Non-Linear Forced Response of Vibrating Mechanical Systems: The Impact of Computational Parameters

The harmonic balance method (HBM) is a widely used method for determining the forced response of non-linear systems such as bladed disks. This paper focuses on analyzing the sensitivity of this method to key computational parameters and its robustness. HBM and HBM coupled with pseudo arc length continuation are used in this paper to solve the equation of motion of a test case. The pseudo arc length continuation is necessary because when intermittent contact occurs, natural continuation cannot guarantee solver convergence. Intermittent contact, in addition to turning points, introduces further problems, which are caused by an infinite sequence of decaying, but not zero, Fourier coefficients. This results in the need to oversample the non-linear force time signal to avoid convergence problems.

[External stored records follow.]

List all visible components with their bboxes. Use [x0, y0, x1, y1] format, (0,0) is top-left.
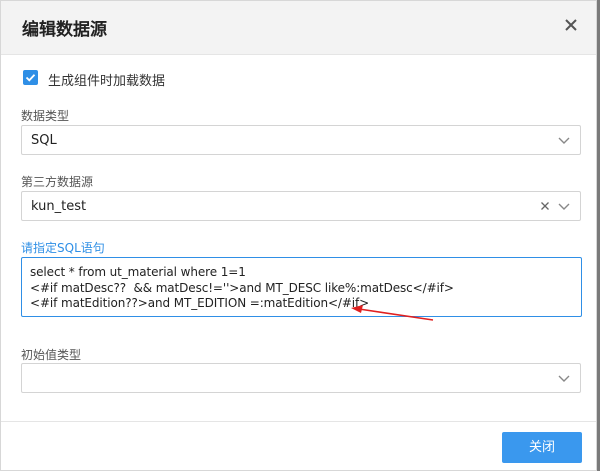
annotation-arrow-icon: [351, 305, 434, 321]
sql-line: select * from ut_material where 1=1: [30, 265, 246, 279]
initial-value-type-select[interactable]: [21, 363, 581, 393]
sql-textarea[interactable]: select * from ut_material where 1=1 <#if…: [21, 257, 582, 317]
third-party-source-value: kun_test: [31, 199, 87, 214]
initial-value-type-label: 初始值类型: [21, 348, 82, 362]
dialog-header: 编辑数据源: [1, 1, 596, 55]
footer-divider: [1, 421, 596, 422]
chevron-down-icon: [558, 137, 570, 144]
chevron-down-icon: [558, 203, 570, 210]
close-icon[interactable]: [561, 15, 581, 35]
clear-icon[interactable]: [540, 201, 550, 211]
third-party-source-label: 第三方数据源: [21, 175, 94, 189]
data-type-label: 数据类型: [21, 109, 70, 123]
chevron-down-icon: [558, 375, 570, 382]
sql-line: <#if matDesc?? && matDesc!=''>and MT_DES…: [30, 281, 454, 295]
edit-datasource-dialog: 编辑数据源 生成组件时加载数据 数据类型 SQL 第三方数据源 kun_test…: [0, 0, 597, 471]
third-party-source-select[interactable]: kun_test: [21, 191, 581, 221]
sql-label: 请指定SQL语句: [21, 241, 105, 255]
data-type-select[interactable]: SQL: [21, 125, 581, 155]
data-type-value: SQL: [31, 133, 57, 148]
load-on-generate-label: 生成组件时加载数据: [48, 74, 166, 89]
dialog-title: 编辑数据源: [22, 20, 107, 40]
close-button[interactable]: 关闭: [502, 432, 582, 463]
load-on-generate-checkbox[interactable]: [23, 70, 38, 85]
checkmark-icon: [25, 74, 36, 82]
sql-line: <#if matEdition??>and MT_EDITION =:matEd…: [30, 296, 370, 310]
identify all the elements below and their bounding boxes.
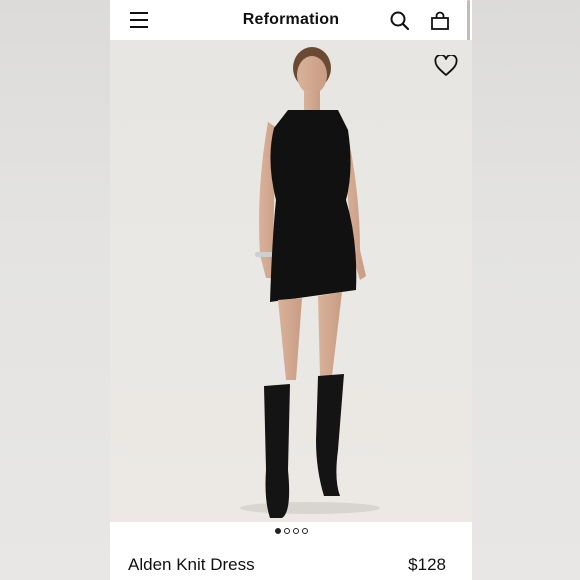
background-left <box>0 0 110 580</box>
pagination-dot-3[interactable] <box>292 528 299 534</box>
product-price: $128 <box>408 555 446 574</box>
shopping-bag-icon[interactable] <box>430 11 450 31</box>
product-name: Alden Knit Dress <box>128 555 255 574</box>
search-icon[interactable] <box>390 11 410 31</box>
pagination-dot-4[interactable] <box>301 528 308 534</box>
top-navigation-bar: Reformation <box>110 0 472 85</box>
pagination-dot-1[interactable] <box>274 528 281 534</box>
product-page: Reformation Alden Knit Dress $128 <box>110 0 472 580</box>
model-photo <box>240 47 380 518</box>
pagination-dot-2[interactable] <box>283 528 290 534</box>
background-right <box>472 0 580 580</box>
heart-outline-icon[interactable] <box>434 55 458 77</box>
product-image[interactable] <box>110 40 472 522</box>
brand-logo[interactable]: Reformation <box>110 11 472 29</box>
image-pagination <box>110 528 472 534</box>
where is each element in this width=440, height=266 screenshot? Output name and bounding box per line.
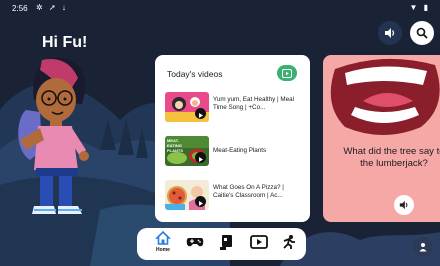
search-button[interactable] (410, 21, 434, 45)
video-item-3[interactable]: What Goes On A Pizza? | Caitie's Classro… (165, 180, 305, 210)
joke-question: What did the tree say to the lumberjack? (343, 146, 440, 169)
sound-button[interactable] (378, 21, 402, 45)
video-item-1[interactable]: Yum yum, Eat Healthy | Meal Time Song | … (165, 92, 305, 122)
wifi-icon: ▼ (409, 3, 420, 12)
joke-card[interactable]: What did the tree say to the lumberjack? (323, 55, 440, 222)
video-thumbnail-3 (165, 180, 209, 210)
location-status-icon: ➚ (48, 3, 58, 12)
nav-home-label: Home (156, 247, 170, 253)
search-icon (416, 27, 428, 39)
status-system-icons: ▼ ▮ (409, 3, 430, 12)
todays-videos-card: Today's videos Yum yum, Eat Healthy | Me… (155, 55, 310, 222)
home-icon (155, 230, 171, 245)
video-item-2[interactable]: MEAT-EATING PLANTS Meat-Eating Plants (165, 136, 305, 166)
video-title-3: What Goes On A Pizza? | Caitie's Classro… (213, 184, 284, 199)
nav-shows[interactable] (247, 230, 271, 256)
play-icon (195, 152, 206, 163)
video-title-1: Yum yum, Eat Healthy | Meal Time Song | … (213, 96, 295, 111)
status-notification-icons: ✲ ➚ ↓ (36, 3, 68, 12)
video-thumbnail-1 (165, 92, 209, 122)
greeting: Hi Fu! (42, 34, 88, 51)
parent-settings-button[interactable] (413, 237, 433, 257)
video-title-2: Meat-Eating Plants (213, 147, 267, 154)
status-bar: 2:56 ✲ ➚ ↓ ▼ ▮ (0, 0, 440, 16)
speaker-icon (399, 200, 408, 210)
explore-icon (283, 235, 295, 249)
learning-icon (220, 235, 232, 250)
videos-badge[interactable] (277, 65, 297, 81)
video-thumbnail-text-2: MEAT-EATING PLANTS (167, 138, 183, 153)
download-status-icon: ↓ (61, 3, 68, 12)
mouth-illustration (330, 58, 440, 135)
bottom-nav: Home (137, 228, 306, 260)
settings-status-icon: ✲ (36, 3, 45, 12)
nav-explore[interactable] (277, 230, 301, 256)
play-icon (195, 108, 206, 119)
status-time: 2:56 (12, 4, 28, 13)
person-lock-icon (419, 243, 427, 252)
speaker-icon (385, 28, 395, 38)
gamepad-icon (186, 238, 204, 247)
joke-audio-button[interactable] (394, 195, 414, 215)
videos-card-title: Today's videos (167, 69, 223, 79)
shows-icon (250, 235, 268, 249)
video-thumbnail-2: MEAT-EATING PLANTS (165, 136, 209, 166)
nav-learning[interactable] (215, 230, 239, 256)
nav-games[interactable] (183, 230, 207, 256)
play-icon (195, 196, 206, 207)
battery-icon: ▮ (423, 3, 430, 12)
nav-home[interactable]: Home (151, 230, 175, 256)
video-library-icon (282, 68, 292, 78)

The computational parameters investigated in this paper are the samples per period, which determine the number of points in which the time signal is discretized, and the harmonic truncation order. In addition, the connection of contact parameters, such as friction and contact stiffness, with computational parameters is analyzed. This study shows that the number of time samples per period is the most limiting parameter when intermittent contact occurs; whereas, in the absence of intermittent contact convergence, problems can be avoided with a reasonable number of time points. Poor discretization of the signal leads to a bad computation of Fourier coefficients and thus a lack of convergence. Sensitivity analysis shows that the samples per period depend on the contact parameters, especially normal stiffness. To ensure the solver robustness, it is important to set the computation parameters appropriately to ensure the convergence of the solver while avoiding unnecessary computation effort.